Kao Vichet - Khmer OCR Tool: Automating Text Extraction for Complex Scripts

Digitizing complex scripts like Khmer remains a major barrier to historical preservation and data analysis. The Khmer OCR Tool tackles this by combining a modern Next.js and FastAPI stack with Gemini 2.5 Flash to automate printed and handwritten text extraction.

Khmer OCR Tool: Automating Text Extraction for Complex Scripts

The unique typographical characteristics of the Khmer language, such as stacked characters, subtle diacritics, and implicit word boundaries, make it difficult for standard optical character recognition systems to process accurately. This leaves many historical archives and administrative documents trapped in physical formats. To ease this transition into the digital age, a lightweight, web-based tool was developed to handle both printed and handwritten Khmer documents.

The user interface of the Khmer OCR Tool showing the main landing page with drag-and-drop file upload and real-time webcam scanning options.

Designing a Modular, Decoupled Architecture

The system relies on a client-server structure to maintain low latency and independent scalability. The frontend, designed using Next.js, TypeScript, and Tailwind CSS, provides bilingual support for both Khmer and English. On the backend, a FastAPI server written in Python manages incoming requests and routes files to Supabase for secure cloud storage.
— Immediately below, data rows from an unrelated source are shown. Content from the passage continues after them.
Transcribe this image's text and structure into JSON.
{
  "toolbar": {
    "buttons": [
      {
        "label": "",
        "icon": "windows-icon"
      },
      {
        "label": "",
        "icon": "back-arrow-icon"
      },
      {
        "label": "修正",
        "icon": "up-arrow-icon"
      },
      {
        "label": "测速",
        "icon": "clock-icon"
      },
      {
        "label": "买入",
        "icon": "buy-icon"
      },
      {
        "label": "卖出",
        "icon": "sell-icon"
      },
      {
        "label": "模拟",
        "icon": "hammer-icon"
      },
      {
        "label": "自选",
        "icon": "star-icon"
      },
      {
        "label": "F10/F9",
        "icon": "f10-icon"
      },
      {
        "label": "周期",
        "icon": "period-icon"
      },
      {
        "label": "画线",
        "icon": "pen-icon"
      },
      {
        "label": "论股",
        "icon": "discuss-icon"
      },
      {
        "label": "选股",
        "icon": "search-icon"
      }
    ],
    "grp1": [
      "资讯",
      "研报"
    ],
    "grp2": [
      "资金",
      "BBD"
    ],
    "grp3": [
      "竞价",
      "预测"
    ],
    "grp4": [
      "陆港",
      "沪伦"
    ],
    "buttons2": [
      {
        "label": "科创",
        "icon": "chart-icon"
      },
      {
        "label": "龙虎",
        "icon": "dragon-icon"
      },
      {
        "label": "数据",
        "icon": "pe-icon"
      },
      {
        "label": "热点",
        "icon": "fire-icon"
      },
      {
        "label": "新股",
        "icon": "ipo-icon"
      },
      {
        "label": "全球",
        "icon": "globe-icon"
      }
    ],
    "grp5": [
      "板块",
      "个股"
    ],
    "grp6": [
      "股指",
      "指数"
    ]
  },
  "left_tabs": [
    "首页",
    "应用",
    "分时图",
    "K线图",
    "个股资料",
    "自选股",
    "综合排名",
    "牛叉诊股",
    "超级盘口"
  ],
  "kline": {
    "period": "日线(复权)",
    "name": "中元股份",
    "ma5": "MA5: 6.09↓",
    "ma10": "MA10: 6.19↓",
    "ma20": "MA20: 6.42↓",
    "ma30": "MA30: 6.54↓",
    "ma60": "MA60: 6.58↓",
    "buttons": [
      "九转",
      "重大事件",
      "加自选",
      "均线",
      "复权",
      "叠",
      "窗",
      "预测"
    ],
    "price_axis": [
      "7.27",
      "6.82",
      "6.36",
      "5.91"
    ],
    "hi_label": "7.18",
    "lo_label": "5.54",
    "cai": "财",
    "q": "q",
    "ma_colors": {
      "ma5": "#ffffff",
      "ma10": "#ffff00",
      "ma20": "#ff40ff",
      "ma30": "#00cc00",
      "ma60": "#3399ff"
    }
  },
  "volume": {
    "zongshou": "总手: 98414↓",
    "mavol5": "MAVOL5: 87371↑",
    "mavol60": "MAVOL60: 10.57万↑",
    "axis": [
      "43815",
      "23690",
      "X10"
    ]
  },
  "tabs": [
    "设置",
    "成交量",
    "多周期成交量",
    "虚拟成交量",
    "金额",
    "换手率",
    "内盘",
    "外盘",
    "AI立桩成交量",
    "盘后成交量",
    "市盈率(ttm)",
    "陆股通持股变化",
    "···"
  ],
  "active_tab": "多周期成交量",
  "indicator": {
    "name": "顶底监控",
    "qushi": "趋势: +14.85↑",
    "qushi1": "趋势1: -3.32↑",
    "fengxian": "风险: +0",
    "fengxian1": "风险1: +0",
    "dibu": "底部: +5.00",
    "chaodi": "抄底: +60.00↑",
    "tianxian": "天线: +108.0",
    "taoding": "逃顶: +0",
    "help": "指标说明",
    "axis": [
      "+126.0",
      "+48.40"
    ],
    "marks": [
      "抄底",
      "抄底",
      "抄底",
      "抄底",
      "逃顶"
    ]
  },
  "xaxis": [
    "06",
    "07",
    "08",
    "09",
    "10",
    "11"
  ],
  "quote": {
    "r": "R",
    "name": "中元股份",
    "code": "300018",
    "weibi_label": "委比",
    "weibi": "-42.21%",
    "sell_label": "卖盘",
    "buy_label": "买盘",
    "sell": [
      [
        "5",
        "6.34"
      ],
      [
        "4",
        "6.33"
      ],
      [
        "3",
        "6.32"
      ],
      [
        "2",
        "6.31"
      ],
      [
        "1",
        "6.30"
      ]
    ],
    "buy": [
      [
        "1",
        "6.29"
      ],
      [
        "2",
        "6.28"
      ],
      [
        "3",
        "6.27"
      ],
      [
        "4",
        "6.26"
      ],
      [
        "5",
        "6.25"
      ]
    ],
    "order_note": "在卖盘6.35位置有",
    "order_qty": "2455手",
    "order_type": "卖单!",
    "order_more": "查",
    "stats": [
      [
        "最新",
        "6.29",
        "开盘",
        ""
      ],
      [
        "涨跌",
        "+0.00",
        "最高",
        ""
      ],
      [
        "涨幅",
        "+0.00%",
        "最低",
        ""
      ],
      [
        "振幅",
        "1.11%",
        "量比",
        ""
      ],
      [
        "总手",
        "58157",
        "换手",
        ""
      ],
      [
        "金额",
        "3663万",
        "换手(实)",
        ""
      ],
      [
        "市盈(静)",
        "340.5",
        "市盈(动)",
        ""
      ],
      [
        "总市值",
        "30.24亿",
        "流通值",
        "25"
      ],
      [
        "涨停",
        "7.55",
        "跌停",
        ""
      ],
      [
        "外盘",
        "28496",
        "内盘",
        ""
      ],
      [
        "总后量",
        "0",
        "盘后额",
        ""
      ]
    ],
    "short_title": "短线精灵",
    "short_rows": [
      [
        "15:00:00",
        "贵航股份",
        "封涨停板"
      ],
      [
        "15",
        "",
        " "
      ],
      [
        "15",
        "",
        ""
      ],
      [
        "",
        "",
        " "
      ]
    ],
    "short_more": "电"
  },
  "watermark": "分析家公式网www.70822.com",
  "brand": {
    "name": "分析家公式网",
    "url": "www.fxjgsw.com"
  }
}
Since the backend is deployed on a free tier of Render, a dedicated cron job was set up to ping the service regularly, preventing latency-inducing cold starts.

Architectural flow chart illustrating how the Next.js client uploads documents, which the FastAPI server saves to Supabase and routes to Gemini Studio for character recognition.

From Raw Image to Structured Text

Users can submit files via standard drag-and-drop actions or capture images instantly using their device's webcam. Once validated, the image is passed to the Gemini 2.5 Flash API, which detects, translates, and structures the Khmer text. The digitized output is presented back to the user alongside the original input image for easy verification, complete with a confidence rating and a direct download option for plain text or JSON formats.

Development Challenges and Future Roadmap

Building the application required solving specific technical hurdles, including robust webcam stream termination on the frontend and navigating a learning curve in machine learning workflows. While the current pipeline utilizes generative AI for processing, future versions are designed to explore offline, script-specific models such as YOLO-based detection and TrOCR. This flexible architecture ensures that more specialized models can be integrated without requiring a complete rewrite of the existing system.